Em especial nos países que atingiram elevado desenvolvimento humano e econômico, a produção e o consumo culturais são entendidos como política de Estado — e não como política de governo. É assim que se equilibram e resistem a alternâncias de poder. As artes, como sabemos, são potentes espaços de existência de identidades e de manifestação dos desejos da sociedade. É na cultura que verificamos a possibilidade de diálogos entre realidades contextuais distintas. Aferimos na cultura, portanto, as condições para o desenvolvimento humano e econômico.

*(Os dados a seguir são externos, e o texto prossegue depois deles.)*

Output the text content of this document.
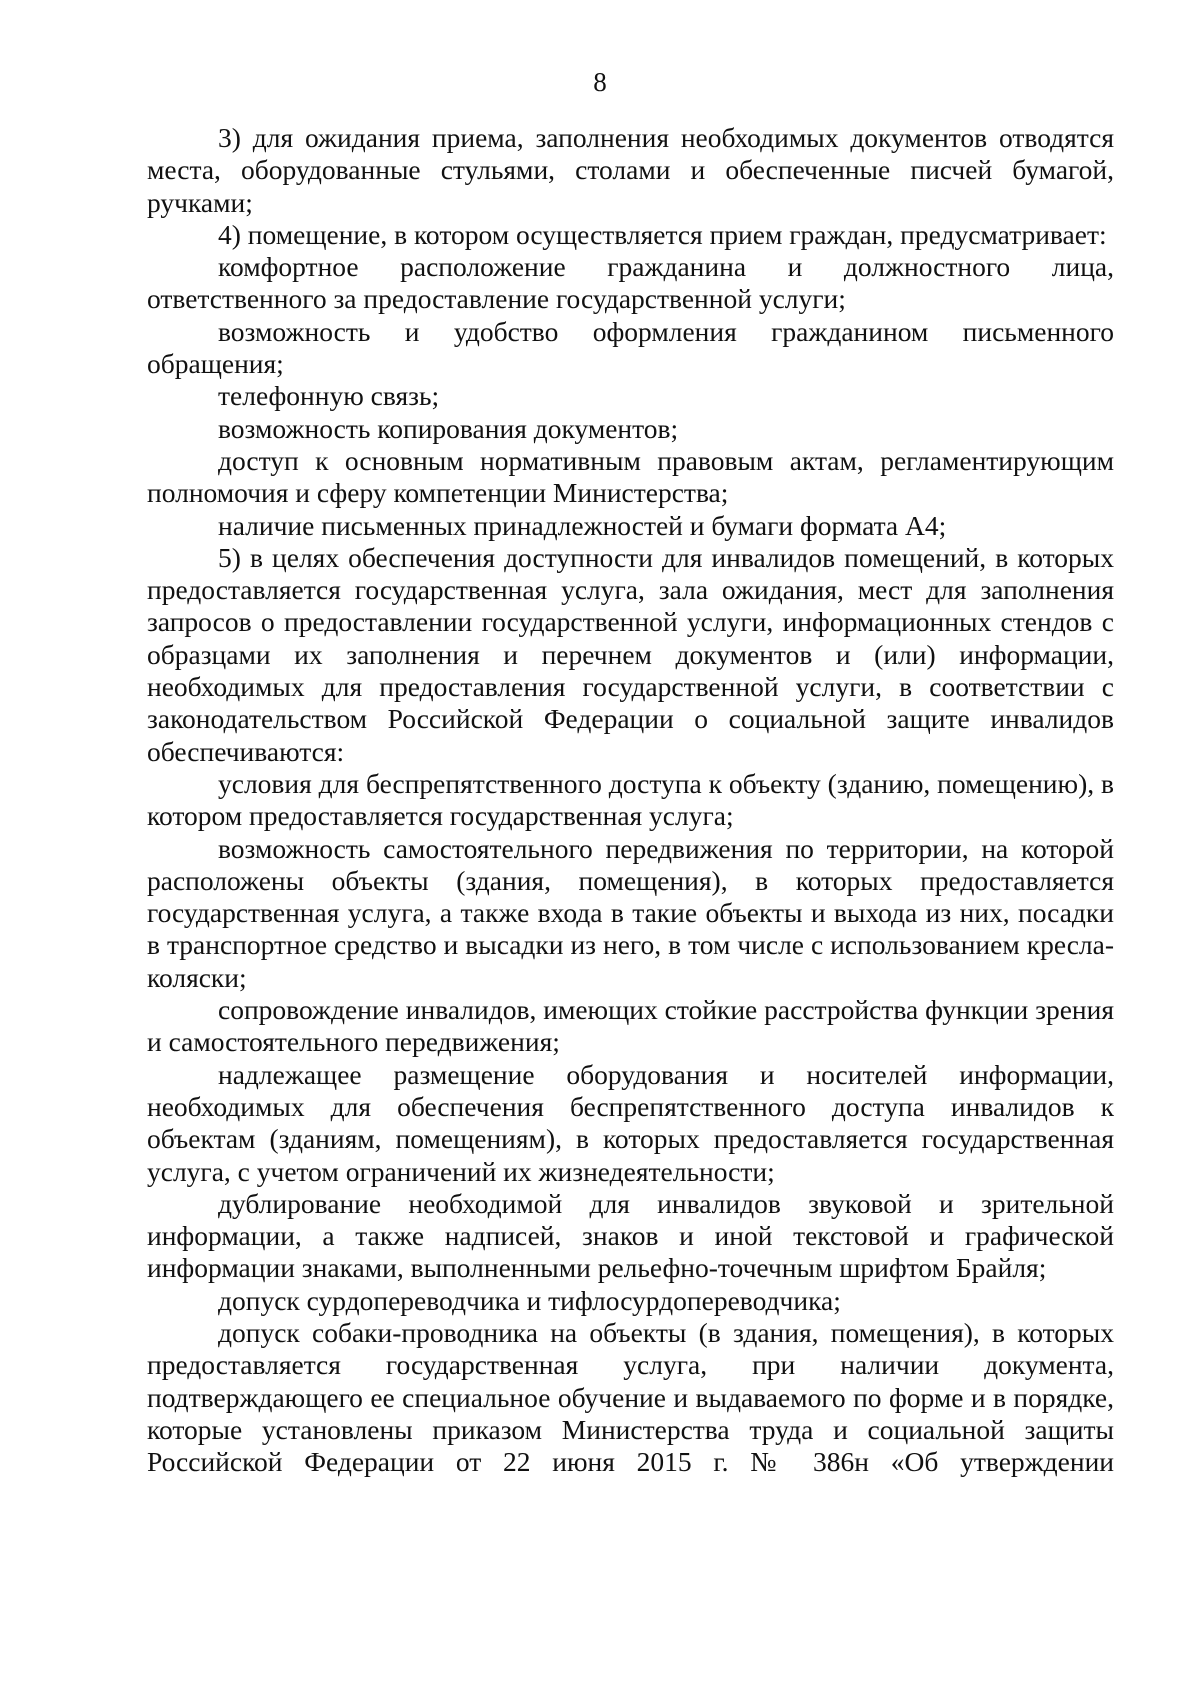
8

3) для ожидания приема, заполнения необходимых документов отводятся места, оборудованные стульями, столами и обеспеченные писчей бумагой, ручками;

4) помещение, в котором осуществляется прием граждан, предусматривает:

комфортное расположение гражданина и должностного лица, ответственного за предоставление государственной услуги;

возможность и удобство оформления гражданином письменного обращения;

телефонную связь;

возможность копирования документов;

доступ к основным нормативным правовым актам, регламентирующим полномочия и сферу компетенции Министерства;

наличие письменных принадлежностей и бумаги формата А4;

5) в целях обеспечения доступности для инвалидов помещений, в которых предоставляется государственная услуга, зала ожидания, мест для заполнения запросов о предоставлении государственной услуги, информационных стендов с образцами их заполнения и перечнем документов и (или) информации, необходимых для предоставления государственной услуги, в соответствии с законодательством Российской Федерации о социальной защите инвалидов обеспечиваются:

условия для беспрепятственного доступа к объекту (зданию, помещению), в котором предоставляется государственная услуга;

возможность самостоятельного передвижения по территории, на которой расположены объекты (здания, помещения), в которых предоставляется государственная услуга, а также входа в такие объекты и выхода из них, посадки в транспортное средство и высадки из него, в том числе с использованием кресла-коляски;

сопровождение инвалидов, имеющих стойкие расстройства функции зрения и самостоятельного передвижения;

надлежащее размещение оборудования и носителей информации, необходимых для обеспечения беспрепятственного доступа инвалидов к объектам (зданиям, помещениям), в которых предоставляется государственная услуга, с учетом ограничений их жизнедеятельности;

дублирование необходимой для инвалидов звуковой и зрительной информации, а также надписей, знаков и иной текстовой и графической информации знаками, выполненными рельефно-точечным шрифтом Брайля;

допуск сурдопереводчика и тифлосурдопереводчика;

допуск собаки-проводника на объекты (в здания, помещения), в которых предоставляется государственная услуга, при наличии документа, подтверждающего ее специальное обучение и выдаваемого по форме и в порядке, которые установлены приказом Министерства труда и социальной защиты Российской Федерации от 22 июня 2015 г. № 386н «Об утверждении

No Brasil, a institucionalização da cultura é recente. Ela se deu apenas em 2005, por meio da Emenda Constitucional 48, que previu a criação do Plano Nacional de Cultura (PNC). Ainda assim, o pouco interesse político na promoção e manutenção dos direitos culturais dos brasileiros fez com que apenas em 2010 o governo federal viesse a instituir o PNC, com a promulgação da lei 12.343. A legislação entende o Plano Nacional de Cultura como um conjunto de princípios, objetivos, diretrizes, estratégias e metas que devem orientar o poder público na formulação de políticas culturais. Como a lei prevê um prazo de vigência de dez anos, a revisão do PNC deverá ser feita, obrigatoriamente, em 2020. Antes de revisá-lo, é fundamental entender seu impacto social e econômico, assim como as demandas que ainda não foram — e precisam ser — contempladas.

A ideia de soft power (o poder de influenciar atitudes sem o uso de coerção), defendida por Joseph Nye, cientista político com PhD pela Universidade de Harvard, nos alerta para a importância da cultura como insumo para o diálogo. O reconhecimento das artes como veículo para a concretização de outros objetivos (entre eles, ganhos econômicos), estabelece — ou deveria estabelecer — um novo patamar de discussão sobre o papel do Estado na criação de políticas culturais. No entanto, se levarmos em consideração que a contemporaneidade cristalizou o patrimonialismo na esfera pública do País, compreenderemos que a diferença entre público e privado não é clara aos olhos do brasileiro.

O interesse particular levantou-se em oposição ao público. Quando há tal minoração do entendimento da ideia de público, não há mais a condição de convivência, de interlocução e, portanto, a violência (supremacia de um indivíduo sobre o outro) assenta-se como alternativa à ausência do compartilhado. A política deixa de ser a gerência do bem comum para se tornar a administração das necessidades dos indivíduos que, para terem garantidos seus direitos culturais, precisam agir de acordo com as regras do mercado.

A privatização dos interesses culturais é resultado da dependência que os atores dessa cadeia produtiva têm do capital financeiro e, ironicamente, dos modos de consumo consubstanciados em uma cultura que não é nossa: ela foi importada dos Estados Unidos. É nesse espaço privatizado e limitado que vemos surgir uma resposta para o acesso aos meios de produção e de consumo cultural. A construção de dispositivos com a função de abrir brechas para a criação do novo em microespaços sociais — visto que os macroespaços já são dominados hegemonicamente — é fundamental.

Ao conferirmos o início da reconquista (se assim podemos dizer) recente do espaço da cultura, apresentado inicialmente pelas “primaveras” e pelos movimentos occupy, seguidos de manifestos de diversas naturezas, percebemos — ou podemos inferir — que se vem constituindo uma nova maneira de fazer cultura. E um porvir muito mais esperançoso.